Introduction: We hypothesized that, like apolipoprotein E (APOE), other late-onset Alzheimer's disease (LOAD) genetic susceptibility loci predict mortality.
Methods: We used a weighted genetic risk score (GRS) from 21 non-APOE LOAD risk variants to predict survival in the Adult Changes in Thought and the Health and Retirement Studies. We meta-analyzed hazard ratios and examined models adjusted for cognitive performance or limited to participants with dementia. For replication, we assessed the GRS-longevity association in the Cohorts for Heart and Aging Research in Genomic Epidemiology, comparing cases surviving to age ≥90 years with controls who died between ages 55 and 80 years.

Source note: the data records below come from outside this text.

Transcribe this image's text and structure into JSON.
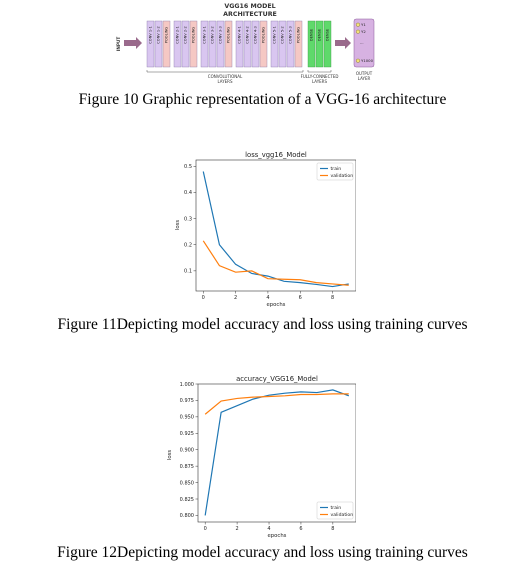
{
  "vgg": {
    "title_line1": "VGG16 MODEL",
    "title_line2": "ARCHITECTURE",
    "input_label": "INPUT",
    "blocks": [
      [
        "CONV 1-1",
        "CONV 1-2",
        "POOLING"
      ],
      [
        "CONV 2-1",
        "CONV 2-2",
        "POOLING"
      ],
      [
        "CONV 3-1",
        "CONV 3-2",
        "CONV 3-3",
        "POOLING"
      ],
      [
        "CONV 4-1",
        "CONV 4-2",
        "CONV 4-3",
        "POOLING"
      ],
      [
        "CONV 5-1",
        "CONV 5-2",
        "CONV 5-3",
        "POOLING"
      ]
    ],
    "dense": [
      "DENSE",
      "DENSE",
      "DENSE"
    ],
    "conv_group_label_1": "CONVOLUTIONAL",
    "conv_group_label_2": "LAYERS",
    "fc_group_label_1": "FULLY-CONNECTED",
    "fc_group_label_2": "LAYERS",
    "output_items": [
      "Y1",
      "Y2",
      "...",
      "Y1000"
    ],
    "output_label_1": "OUTPUT",
    "output_label_2": "LAYER",
    "colors": {
      "conv": "#d9c6f0",
      "pool": "#f5c8c4",
      "dense": "#5fd96b",
      "output": "#d7b2e2",
      "arrow": "#9a6a8c"
    }
  },
  "captions": {
    "fig10": "Figure 10 Graphic representation of a VGG-16 architecture",
    "fig11": "Figure 11Depicting model accuracy and loss using training curves",
    "fig12": "Figure 12Depicting model accuracy and loss using training curves"
  },
  "chart_data": [
    {
      "type": "line",
      "title": "loss_vgg16_Model",
      "xlabel": "epochs",
      "ylabel": "loss",
      "x": [
        0,
        1,
        2,
        3,
        4,
        5,
        6,
        7,
        8,
        9
      ],
      "xticks": [
        0,
        2,
        4,
        6,
        8
      ],
      "yticks": [
        0.1,
        0.2,
        0.3,
        0.4,
        0.5
      ],
      "xlim": [
        -0.45,
        9.45
      ],
      "ylim": [
        0.023,
        0.524
      ],
      "legend_position": "top-right",
      "series": [
        {
          "name": "train",
          "color": "#1f77b4",
          "values": [
            0.48,
            0.2,
            0.125,
            0.09,
            0.08,
            0.06,
            0.055,
            0.048,
            0.04,
            0.05
          ]
        },
        {
          "name": "validation",
          "color": "#ff7f0e",
          "values": [
            0.215,
            0.12,
            0.095,
            0.1,
            0.07,
            0.068,
            0.066,
            0.055,
            0.05,
            0.045
          ]
        }
      ]
    },
    {
      "type": "line",
      "title": "accuracy_VGG16_Model",
      "xlabel": "epochs",
      "ylabel": "loss",
      "x": [
        0,
        1,
        2,
        3,
        4,
        5,
        6,
        7,
        8,
        9
      ],
      "xticks": [
        0,
        2,
        4,
        6,
        8
      ],
      "yticks": [
        0.8,
        0.825,
        0.85,
        0.875,
        0.9,
        0.925,
        0.95,
        0.975,
        1.0
      ],
      "ytick_labels": [
        "0.800",
        "0.825",
        "0.850",
        "0.875",
        "0.900",
        "0.925",
        "0.950",
        "0.975",
        "1.000"
      ],
      "xlim": [
        -0.45,
        9.45
      ],
      "ylim": [
        0.79,
        1.0
      ],
      "legend_position": "bottom-right",
      "series": [
        {
          "name": "train",
          "color": "#1f77b4",
          "values": [
            0.8,
            0.957,
            0.967,
            0.977,
            0.983,
            0.986,
            0.988,
            0.987,
            0.991,
            0.982
          ]
        },
        {
          "name": "validation",
          "color": "#ff7f0e",
          "values": [
            0.954,
            0.974,
            0.978,
            0.98,
            0.981,
            0.982,
            0.984,
            0.984,
            0.985,
            0.985
          ]
        }
      ]
    }
  ]
}
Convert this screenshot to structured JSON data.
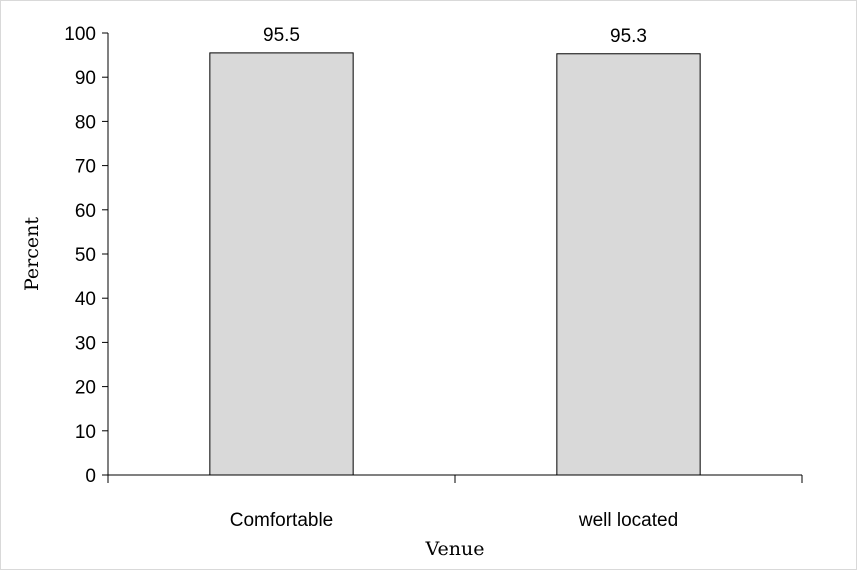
{
  "chart_data": {
    "type": "bar",
    "categories": [
      "Comfortable",
      "well located"
    ],
    "values": [
      95.5,
      95.3
    ],
    "data_labels": [
      "95.5",
      "95.3"
    ],
    "title": "",
    "xlabel": "Venue",
    "ylabel": "Percent",
    "ylim": [
      0,
      100
    ],
    "yticks": [
      0,
      10,
      20,
      30,
      40,
      50,
      60,
      70,
      80,
      90,
      100
    ],
    "grid": false,
    "legend": "none",
    "bar_color": "#d9d9d9",
    "bar_edge_color": "#000000"
  }
}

Results: Higher GRS predicted mortality (hazard ratio = 1.05; 95% confidence interval: 1.00-1.10, P = .04). After adjusting for cognitive performance or restricting to participants with dementia, the relationship was attenuated and no longer significant. In case-control analysis, the GRS was associated with reduced longevity (odds ratio = 0.64; 95% confidence interval: 0.41-1.00, P = .05).
Discussion: Non-APOE LOAD susceptibility loci confer risk for mortality, likely through effects on dementia incidence.
Keywords: APOE; Adult Changes in Thought (ACT); Alzheimer's disease; Cohorts for Heart and Aging Research in Genomic Epidemiology (CHARGE); Collider stratification bias; Genetic risk score; Genome-wide association study (GWAS); Health and Retirement Study (HRS); Longevity; Mortality; Selection bias; Survival analysis; Survivor bias.